The input layer is simply the vector of the sequence tokens along with the special tokens. For example, The “##ing” token is the product from splitting tokens like “playing” to “play” and “##ing”. This is because BERT utilizes WordPiece [6] to cover a wider spectrum of Out-Of-Vocabulary (OOV) words. Token embeddings are the vocabulary IDs for each of the tokens. Sentence Embeddings is just a numeric class to distinguish between sentences A and B. And lastly, Transformer positional embeddings indicate the position of each word in the sequence.

DistilBert is distilled in very large batches leveraging gradient accumulation using dynamic masking and without the next sentence prediction objective. Distillation itself is a compression technique in which a compact model (the student) is trained to reproduce the behavior of a larger model (the teacher) or an ensemble of models. Hence, DistilBert can reduce the size of a BERT model by 40% and speed up the process by 60% while retaining 97% of its language understanding capabilities.

Word Embedding Extraction with BERT

For extracting the word embeddings with BERT we need the last layer only of the BERT model with the following text using PyTorch framework.
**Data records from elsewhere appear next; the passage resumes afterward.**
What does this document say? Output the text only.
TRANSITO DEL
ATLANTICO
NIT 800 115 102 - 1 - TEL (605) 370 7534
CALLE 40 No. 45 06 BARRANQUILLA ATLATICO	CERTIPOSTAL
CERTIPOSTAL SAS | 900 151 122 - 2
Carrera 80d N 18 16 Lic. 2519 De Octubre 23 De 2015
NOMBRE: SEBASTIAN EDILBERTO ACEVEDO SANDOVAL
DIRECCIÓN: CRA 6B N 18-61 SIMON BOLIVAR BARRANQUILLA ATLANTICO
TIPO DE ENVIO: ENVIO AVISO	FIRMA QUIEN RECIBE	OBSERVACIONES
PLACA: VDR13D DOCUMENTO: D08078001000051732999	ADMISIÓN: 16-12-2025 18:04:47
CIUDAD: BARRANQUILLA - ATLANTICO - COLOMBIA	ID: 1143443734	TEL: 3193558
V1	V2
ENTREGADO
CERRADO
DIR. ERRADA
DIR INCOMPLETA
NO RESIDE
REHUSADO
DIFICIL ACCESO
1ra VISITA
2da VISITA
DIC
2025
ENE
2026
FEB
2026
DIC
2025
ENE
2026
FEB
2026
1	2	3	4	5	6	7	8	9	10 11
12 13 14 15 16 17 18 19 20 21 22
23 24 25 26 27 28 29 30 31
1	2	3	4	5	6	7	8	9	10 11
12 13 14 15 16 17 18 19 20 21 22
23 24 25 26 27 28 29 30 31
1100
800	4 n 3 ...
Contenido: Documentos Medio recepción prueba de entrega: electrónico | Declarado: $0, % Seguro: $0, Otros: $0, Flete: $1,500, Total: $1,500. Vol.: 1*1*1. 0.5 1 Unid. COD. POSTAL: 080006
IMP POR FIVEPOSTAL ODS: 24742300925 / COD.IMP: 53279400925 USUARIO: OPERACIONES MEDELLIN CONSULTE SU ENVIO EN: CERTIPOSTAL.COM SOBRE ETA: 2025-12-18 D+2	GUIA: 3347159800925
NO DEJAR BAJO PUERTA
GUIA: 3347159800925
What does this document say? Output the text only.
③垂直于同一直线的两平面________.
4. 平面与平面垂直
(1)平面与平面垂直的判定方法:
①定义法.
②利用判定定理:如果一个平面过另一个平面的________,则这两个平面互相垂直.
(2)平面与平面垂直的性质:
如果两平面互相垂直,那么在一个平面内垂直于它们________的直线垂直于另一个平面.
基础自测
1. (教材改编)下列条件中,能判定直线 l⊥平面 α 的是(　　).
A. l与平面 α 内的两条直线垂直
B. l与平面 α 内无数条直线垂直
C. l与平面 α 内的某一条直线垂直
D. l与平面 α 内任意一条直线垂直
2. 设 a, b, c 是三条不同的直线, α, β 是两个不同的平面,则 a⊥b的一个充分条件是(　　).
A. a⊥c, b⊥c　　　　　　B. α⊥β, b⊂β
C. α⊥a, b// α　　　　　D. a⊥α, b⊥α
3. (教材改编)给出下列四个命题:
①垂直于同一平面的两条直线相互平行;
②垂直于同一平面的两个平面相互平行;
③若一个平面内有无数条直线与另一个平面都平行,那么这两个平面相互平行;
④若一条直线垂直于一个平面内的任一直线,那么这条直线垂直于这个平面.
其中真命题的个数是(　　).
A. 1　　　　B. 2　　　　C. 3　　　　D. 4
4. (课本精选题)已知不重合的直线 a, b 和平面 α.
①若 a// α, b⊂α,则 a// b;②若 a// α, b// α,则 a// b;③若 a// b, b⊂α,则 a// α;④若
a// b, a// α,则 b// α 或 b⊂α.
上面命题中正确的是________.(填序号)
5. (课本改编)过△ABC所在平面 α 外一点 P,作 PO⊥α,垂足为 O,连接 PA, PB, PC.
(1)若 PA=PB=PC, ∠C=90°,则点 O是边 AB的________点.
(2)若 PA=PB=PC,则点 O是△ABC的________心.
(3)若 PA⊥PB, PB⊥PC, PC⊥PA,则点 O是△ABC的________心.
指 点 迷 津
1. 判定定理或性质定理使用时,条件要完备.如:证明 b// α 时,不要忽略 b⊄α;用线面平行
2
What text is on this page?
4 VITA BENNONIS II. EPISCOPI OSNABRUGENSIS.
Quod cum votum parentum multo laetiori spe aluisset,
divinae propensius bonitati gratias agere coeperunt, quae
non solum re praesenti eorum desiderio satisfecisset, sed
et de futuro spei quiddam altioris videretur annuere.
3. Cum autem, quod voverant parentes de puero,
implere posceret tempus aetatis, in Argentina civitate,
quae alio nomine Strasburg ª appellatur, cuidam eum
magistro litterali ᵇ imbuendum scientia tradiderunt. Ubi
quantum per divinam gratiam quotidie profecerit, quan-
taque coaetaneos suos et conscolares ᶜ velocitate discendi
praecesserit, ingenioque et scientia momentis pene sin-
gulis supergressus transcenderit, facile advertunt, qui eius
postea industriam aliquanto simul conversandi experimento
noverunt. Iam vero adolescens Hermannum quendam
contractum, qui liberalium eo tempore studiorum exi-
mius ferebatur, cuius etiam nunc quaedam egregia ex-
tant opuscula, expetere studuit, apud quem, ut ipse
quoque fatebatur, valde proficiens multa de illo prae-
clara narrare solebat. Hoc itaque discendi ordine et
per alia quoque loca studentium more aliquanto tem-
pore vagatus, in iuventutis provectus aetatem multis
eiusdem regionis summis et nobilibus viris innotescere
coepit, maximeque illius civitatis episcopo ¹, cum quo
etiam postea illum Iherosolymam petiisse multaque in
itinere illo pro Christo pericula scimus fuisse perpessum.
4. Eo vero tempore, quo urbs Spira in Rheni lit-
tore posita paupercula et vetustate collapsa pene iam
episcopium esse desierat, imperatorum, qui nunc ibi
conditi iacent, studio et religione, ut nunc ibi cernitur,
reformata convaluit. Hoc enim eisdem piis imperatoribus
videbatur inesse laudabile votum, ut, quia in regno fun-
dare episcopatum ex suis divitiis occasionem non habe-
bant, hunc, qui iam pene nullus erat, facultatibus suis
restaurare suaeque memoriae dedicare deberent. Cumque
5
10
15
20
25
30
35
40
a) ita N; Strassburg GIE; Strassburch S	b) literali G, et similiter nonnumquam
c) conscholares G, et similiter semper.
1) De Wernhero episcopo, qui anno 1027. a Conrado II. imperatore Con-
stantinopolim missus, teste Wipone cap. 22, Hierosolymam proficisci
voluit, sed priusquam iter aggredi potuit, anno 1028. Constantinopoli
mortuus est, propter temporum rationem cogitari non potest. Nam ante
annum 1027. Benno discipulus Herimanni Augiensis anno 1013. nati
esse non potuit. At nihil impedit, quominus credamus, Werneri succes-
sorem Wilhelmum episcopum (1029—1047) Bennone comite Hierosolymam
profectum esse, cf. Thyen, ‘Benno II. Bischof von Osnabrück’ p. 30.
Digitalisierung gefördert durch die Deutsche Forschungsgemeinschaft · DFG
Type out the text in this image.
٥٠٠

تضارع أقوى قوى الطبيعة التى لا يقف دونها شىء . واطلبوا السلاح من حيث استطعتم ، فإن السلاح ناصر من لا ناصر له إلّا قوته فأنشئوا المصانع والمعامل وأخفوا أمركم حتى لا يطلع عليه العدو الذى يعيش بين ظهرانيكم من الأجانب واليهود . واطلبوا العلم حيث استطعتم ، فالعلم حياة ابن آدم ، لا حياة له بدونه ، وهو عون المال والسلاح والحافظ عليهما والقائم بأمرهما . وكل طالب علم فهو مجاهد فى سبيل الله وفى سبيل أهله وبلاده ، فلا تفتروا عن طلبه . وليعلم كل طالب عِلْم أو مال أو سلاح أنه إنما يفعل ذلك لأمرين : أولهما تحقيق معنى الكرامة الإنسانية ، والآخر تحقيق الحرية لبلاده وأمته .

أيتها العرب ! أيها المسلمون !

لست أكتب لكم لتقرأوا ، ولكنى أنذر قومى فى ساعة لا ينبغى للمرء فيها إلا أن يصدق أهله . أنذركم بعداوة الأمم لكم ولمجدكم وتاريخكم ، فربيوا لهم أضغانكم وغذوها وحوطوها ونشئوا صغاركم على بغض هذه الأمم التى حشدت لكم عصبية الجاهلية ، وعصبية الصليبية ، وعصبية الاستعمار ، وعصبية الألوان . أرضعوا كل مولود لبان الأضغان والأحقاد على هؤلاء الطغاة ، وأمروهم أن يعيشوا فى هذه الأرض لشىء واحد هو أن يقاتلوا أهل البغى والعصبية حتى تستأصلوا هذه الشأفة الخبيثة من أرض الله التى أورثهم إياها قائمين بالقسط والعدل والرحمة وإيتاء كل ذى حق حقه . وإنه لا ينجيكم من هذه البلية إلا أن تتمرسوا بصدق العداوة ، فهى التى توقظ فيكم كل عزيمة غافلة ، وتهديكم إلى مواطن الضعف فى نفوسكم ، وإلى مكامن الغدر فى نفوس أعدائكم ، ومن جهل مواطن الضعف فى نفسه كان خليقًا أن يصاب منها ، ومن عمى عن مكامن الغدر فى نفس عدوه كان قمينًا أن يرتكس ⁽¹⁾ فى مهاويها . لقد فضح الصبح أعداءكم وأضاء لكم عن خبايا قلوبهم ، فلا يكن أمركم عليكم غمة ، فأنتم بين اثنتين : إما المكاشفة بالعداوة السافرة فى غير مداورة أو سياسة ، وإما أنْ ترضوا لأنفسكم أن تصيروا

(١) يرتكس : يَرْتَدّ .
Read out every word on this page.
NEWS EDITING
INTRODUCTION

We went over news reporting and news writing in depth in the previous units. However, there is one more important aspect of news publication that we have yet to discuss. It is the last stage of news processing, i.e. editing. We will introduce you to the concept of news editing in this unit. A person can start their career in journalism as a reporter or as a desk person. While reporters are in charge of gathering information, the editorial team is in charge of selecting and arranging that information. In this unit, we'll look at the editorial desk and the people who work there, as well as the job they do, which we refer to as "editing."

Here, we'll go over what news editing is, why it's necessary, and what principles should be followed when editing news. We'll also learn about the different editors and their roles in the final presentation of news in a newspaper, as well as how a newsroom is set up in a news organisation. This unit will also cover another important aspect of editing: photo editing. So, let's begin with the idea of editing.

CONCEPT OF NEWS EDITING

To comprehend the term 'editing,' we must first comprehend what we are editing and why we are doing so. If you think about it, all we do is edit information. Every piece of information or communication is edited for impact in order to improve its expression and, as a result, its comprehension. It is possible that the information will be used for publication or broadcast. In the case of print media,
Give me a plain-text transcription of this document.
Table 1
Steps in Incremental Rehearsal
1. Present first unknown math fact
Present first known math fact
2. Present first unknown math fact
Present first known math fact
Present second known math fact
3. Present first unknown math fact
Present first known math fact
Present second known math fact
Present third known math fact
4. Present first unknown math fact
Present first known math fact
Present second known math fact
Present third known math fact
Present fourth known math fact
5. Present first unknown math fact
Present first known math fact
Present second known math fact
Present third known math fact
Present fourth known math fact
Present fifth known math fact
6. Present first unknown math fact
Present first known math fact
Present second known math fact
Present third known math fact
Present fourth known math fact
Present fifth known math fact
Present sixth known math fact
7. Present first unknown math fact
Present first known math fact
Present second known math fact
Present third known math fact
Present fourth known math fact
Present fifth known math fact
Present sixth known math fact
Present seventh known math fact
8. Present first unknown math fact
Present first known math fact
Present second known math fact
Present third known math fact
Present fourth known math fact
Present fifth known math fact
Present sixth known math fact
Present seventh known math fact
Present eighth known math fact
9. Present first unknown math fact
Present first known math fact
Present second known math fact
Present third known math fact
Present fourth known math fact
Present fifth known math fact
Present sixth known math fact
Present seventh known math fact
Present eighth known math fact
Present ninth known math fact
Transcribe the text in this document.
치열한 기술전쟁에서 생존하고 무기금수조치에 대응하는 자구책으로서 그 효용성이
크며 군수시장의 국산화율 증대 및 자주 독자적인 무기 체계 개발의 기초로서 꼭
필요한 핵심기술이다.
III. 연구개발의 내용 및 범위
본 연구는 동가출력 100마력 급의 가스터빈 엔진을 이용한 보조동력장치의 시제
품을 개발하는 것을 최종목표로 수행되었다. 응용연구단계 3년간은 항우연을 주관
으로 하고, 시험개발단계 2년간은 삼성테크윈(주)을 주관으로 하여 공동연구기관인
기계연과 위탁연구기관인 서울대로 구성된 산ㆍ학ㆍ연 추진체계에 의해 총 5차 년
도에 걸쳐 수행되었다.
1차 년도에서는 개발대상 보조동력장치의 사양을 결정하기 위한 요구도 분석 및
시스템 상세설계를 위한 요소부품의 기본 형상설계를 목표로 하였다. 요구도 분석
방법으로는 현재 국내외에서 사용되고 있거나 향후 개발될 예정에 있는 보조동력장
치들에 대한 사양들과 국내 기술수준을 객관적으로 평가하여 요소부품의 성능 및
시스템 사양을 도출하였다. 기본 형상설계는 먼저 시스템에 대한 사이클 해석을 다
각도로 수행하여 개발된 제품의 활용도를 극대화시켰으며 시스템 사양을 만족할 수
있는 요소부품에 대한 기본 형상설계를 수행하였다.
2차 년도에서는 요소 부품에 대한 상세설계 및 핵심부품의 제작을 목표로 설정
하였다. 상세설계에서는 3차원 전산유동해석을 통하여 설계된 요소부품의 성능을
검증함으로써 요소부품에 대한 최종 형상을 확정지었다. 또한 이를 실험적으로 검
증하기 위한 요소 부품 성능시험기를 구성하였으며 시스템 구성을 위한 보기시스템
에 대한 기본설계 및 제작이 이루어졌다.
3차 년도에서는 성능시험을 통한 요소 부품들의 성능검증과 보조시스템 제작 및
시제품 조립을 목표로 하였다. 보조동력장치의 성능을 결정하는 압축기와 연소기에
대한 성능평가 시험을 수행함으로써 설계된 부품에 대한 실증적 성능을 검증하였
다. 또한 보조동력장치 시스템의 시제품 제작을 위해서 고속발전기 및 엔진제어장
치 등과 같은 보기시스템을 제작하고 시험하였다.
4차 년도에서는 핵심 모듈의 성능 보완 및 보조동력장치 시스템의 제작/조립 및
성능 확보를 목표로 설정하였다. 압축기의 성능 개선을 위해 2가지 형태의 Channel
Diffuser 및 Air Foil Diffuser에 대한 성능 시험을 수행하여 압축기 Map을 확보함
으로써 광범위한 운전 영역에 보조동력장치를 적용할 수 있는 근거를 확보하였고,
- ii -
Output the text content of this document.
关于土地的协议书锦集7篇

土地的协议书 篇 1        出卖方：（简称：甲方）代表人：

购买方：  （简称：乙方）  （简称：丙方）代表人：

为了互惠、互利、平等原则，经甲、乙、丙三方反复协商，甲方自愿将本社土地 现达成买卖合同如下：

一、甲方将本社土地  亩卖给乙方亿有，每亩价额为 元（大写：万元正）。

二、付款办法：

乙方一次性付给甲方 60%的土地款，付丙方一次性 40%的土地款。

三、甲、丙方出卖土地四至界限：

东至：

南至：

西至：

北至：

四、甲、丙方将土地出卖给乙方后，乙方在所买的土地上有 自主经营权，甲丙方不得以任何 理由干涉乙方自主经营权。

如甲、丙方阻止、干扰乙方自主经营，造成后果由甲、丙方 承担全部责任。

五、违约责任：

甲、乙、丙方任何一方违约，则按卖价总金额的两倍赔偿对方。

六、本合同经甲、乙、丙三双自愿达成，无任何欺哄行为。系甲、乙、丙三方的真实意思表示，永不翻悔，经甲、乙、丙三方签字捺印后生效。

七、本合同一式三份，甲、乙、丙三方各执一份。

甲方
For preparing the model we need some functions to help the process.

In this case, we will choose the token ids and masks input for the BERT input, so we need to create the functions to change the sentences to BERT input.

def create_input(text, tokenizer, max_length):
  stokens = tokenizer.tokenize(text)
  stokens = ["[CLS]"] + stokens + ["[SEP]"]
  input_ids = get_ids(tokenizer,stokens, max_length)
  input_masks = get_masks(stokens, max_length)
  input_ids = torch.tensor([input_ids])
  input_masks = torch.tensor([input_masks])
  
  return stokens, input_ids, input_masks
def get_ids(tokenizer, token, max_length):
  token_ids = tokenizer.convert_tokens_to_ids(token)
  input_ids = token_ids + [0]*(max_length - len(token_ids))
  return input_ids
def get_masks(tokens, max_length):
  if len(tokens)>max_length:
     raise IndexError("Token length greater than max length")
  return [1]*len(tokens) + [0]*(max_length - len(tokens))

After being done changing the sentences we need to extract the embeddings with the pre-trained BERT last layer.

def get_bert_embeddings(tokens_tensor, masked_tensors, model):
   with torch.no_grad():
      outputs = model(tokens_tensor, masked_tensors)
      hidden_states = outputs[2][1:]
      token_embeddings = hidden_states[-1]
   token_embeddings = torch.squeeze(token_embeddings, dim=0)
   list_token_embeddings = [token_embed.tolist() for token_embed in  token_embeddings]
   return list_token_embeddings
If succeded, it will result in the embeddings of the sentences. And then we can do anything from classification, clustering, and regression.

Conclusion ——

Since the NLP field was rapidly evolving, we need to understand how the NLP works. We can achieve that by understanding word embeddings. With many of the models developed by NLP communities, BERT is one of the most common and most used models. So we can learn how the NLP model in word embeddings work with the pre-trained BERT model.